Miguel Batista came on in relief in the fifth to put in some innings, and though he allowed two of his inherited runners to score, a double play off the bat of Chicago rookie Viciedo and a soft liner to Desmond would end the rally. Batistia would get two more innings, both 1-2-3 efforts, before Drew Storen came on to work the eight. Storen was impressive today, putting three K’s on the board in two innings of work, and only allowed a pair of hits and a run in the 9th. Storen’s ERA is now above 2 for the first time this season.
The Nationals did have a few chances to score after the 4th. In the sixth, Willingham smacked a double off the right field scoreboard, but was left stranded by a Bernadina ground out and an Ian Desmond strikeout. In the 8th, Guzman would start the inning off with a single to left, but Zimmerman and Dunn would both strike out swinging, and Willingham would send a ball to the warning track.
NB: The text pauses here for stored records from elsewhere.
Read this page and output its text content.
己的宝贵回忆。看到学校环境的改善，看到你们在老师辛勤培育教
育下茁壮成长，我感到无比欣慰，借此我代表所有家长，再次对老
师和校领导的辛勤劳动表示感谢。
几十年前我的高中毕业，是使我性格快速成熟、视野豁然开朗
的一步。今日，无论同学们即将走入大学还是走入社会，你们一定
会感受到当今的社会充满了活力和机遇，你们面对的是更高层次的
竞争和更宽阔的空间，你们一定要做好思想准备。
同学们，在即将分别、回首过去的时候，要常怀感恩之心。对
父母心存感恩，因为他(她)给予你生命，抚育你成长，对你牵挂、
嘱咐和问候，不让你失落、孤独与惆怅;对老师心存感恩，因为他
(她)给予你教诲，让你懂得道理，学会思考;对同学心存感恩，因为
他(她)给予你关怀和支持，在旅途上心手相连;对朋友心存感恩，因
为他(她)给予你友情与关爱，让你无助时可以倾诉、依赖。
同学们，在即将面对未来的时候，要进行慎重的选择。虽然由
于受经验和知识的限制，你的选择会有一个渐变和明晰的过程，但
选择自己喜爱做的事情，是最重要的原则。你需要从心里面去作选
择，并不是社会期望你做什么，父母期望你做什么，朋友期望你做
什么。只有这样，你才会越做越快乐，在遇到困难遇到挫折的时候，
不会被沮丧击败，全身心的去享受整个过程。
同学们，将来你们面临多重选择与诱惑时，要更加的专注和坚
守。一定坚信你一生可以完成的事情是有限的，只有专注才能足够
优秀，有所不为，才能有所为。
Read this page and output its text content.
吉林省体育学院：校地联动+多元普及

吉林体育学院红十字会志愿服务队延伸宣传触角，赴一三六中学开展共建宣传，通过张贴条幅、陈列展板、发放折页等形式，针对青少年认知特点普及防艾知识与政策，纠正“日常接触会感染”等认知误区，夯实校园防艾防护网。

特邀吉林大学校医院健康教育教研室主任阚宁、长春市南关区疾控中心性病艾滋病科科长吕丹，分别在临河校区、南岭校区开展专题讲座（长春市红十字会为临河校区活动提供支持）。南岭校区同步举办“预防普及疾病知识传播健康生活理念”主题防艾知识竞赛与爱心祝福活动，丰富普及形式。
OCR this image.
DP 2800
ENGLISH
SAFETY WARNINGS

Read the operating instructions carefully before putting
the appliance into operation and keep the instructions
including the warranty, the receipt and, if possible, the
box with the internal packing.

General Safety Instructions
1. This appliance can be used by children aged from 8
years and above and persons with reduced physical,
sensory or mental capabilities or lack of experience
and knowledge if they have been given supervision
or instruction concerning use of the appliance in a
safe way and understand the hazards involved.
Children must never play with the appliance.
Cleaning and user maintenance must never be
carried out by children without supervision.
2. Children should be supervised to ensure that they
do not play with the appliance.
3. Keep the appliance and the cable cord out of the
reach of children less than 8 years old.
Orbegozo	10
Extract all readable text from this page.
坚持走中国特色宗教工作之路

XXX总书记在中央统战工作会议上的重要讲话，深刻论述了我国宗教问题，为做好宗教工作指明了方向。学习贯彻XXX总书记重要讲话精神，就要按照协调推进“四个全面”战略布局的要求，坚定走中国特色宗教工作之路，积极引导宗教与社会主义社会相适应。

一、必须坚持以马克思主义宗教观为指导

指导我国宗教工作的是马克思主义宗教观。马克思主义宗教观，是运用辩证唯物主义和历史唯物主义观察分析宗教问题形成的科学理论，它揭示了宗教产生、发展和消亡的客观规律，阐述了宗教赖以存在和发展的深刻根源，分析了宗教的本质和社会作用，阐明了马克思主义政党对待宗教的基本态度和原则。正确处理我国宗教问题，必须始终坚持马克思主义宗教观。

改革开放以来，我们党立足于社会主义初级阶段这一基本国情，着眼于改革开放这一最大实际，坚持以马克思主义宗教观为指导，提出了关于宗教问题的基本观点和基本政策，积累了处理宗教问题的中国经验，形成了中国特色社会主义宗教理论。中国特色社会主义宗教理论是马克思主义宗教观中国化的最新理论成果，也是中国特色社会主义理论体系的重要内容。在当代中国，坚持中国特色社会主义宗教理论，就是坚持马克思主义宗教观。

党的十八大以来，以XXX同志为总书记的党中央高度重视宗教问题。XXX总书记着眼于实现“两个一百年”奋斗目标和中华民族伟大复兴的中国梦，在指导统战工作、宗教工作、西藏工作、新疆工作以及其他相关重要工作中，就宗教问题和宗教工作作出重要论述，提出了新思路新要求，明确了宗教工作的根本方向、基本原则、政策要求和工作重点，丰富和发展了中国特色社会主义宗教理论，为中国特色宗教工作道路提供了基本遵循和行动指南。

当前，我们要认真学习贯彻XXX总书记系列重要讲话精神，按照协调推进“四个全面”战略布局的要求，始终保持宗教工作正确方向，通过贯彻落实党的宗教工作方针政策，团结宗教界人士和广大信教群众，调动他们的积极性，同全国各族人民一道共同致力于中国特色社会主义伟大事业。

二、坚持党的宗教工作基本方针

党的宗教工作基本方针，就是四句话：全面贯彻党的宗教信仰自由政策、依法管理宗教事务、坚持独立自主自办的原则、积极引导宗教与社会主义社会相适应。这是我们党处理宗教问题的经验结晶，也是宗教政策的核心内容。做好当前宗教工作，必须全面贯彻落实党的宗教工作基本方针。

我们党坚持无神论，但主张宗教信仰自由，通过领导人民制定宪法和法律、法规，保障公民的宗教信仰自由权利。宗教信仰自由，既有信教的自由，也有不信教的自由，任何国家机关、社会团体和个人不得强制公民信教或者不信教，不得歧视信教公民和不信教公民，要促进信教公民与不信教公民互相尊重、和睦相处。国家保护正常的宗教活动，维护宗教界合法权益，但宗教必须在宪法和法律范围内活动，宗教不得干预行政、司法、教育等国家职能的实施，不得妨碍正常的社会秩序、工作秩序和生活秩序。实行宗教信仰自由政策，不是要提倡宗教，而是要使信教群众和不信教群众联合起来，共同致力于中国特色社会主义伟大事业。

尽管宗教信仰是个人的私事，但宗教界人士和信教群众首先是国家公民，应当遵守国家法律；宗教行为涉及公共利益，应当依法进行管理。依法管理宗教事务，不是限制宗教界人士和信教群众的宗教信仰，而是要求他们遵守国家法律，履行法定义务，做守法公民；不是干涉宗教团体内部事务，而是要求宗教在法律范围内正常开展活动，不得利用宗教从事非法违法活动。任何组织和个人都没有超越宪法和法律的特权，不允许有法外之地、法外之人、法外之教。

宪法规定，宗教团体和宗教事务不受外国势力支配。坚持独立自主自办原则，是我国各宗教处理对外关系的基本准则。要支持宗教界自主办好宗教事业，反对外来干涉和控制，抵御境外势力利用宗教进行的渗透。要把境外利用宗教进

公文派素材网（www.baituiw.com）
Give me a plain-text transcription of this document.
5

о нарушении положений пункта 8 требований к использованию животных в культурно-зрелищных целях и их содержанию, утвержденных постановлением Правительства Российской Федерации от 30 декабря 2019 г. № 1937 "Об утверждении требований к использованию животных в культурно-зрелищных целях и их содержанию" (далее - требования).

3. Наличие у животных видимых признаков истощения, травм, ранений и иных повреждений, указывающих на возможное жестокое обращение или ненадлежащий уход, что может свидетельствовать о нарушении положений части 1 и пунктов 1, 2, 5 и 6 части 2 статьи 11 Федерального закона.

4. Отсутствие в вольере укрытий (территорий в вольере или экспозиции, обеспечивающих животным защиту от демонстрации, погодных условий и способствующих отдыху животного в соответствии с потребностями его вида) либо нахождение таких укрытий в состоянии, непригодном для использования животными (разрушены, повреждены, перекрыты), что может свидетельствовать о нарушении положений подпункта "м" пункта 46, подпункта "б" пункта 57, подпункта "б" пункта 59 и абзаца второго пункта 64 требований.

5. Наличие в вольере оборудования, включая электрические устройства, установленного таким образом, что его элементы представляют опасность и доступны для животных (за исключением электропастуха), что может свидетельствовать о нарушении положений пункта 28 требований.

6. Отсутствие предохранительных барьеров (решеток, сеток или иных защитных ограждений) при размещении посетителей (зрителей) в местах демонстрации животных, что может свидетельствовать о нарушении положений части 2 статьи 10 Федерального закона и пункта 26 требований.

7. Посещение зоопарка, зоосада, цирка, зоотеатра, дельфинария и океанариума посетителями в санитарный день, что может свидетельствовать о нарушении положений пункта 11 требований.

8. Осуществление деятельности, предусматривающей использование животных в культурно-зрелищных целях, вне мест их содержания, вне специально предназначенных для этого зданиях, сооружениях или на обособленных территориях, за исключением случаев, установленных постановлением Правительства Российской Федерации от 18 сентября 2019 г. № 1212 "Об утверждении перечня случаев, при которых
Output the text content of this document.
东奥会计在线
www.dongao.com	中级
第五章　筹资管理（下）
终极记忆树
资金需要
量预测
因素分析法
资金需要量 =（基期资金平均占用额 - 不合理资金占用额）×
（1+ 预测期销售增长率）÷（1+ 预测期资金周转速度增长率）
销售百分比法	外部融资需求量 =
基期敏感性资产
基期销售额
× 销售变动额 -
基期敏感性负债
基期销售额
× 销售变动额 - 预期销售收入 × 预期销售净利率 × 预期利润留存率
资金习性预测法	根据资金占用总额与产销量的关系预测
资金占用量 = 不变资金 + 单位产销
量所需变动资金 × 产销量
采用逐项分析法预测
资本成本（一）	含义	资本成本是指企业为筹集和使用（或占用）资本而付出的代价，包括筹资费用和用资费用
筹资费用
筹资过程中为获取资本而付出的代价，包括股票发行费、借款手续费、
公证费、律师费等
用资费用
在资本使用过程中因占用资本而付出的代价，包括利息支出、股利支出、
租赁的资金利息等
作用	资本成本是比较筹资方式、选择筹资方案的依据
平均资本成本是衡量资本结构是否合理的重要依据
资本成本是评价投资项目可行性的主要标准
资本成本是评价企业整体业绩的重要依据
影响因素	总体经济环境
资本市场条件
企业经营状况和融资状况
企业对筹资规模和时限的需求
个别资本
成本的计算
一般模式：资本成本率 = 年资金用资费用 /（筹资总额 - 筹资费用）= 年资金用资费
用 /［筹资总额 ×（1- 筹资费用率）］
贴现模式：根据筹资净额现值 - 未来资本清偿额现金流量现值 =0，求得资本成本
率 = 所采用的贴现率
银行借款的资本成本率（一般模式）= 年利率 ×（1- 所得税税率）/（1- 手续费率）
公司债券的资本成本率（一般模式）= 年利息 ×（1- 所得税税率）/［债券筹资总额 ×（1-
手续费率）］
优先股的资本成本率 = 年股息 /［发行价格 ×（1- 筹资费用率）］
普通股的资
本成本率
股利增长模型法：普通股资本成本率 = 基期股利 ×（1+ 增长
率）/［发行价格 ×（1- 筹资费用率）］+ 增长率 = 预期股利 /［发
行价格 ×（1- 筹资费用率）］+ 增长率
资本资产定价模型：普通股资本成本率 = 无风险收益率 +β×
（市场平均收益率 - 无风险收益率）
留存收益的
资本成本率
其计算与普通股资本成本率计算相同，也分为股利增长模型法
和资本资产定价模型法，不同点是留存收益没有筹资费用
In the 9th, Bernadina would lead off with a single, but would be erased on a ground ball by Ian Desmond. The Nats brought on Willy Harris to pinch hit, but he’d strike out, as would Pudge Rodriguez to erase the rally. Harris has had a rough stretch of late, hitting just .152 for the season. It confused me a bit to see Harris there, instead of the hot bat of Mike Morse, or even Pudge in that position.
Notes: The Nats brought in over 108,000 for the series against Chicago, their best series of the year…The Nats’ skid of six games is their worst of the season. They had an eight game skid late last year…Their opponent tomorrow, the Royals, come to DC having dropped four of their last five.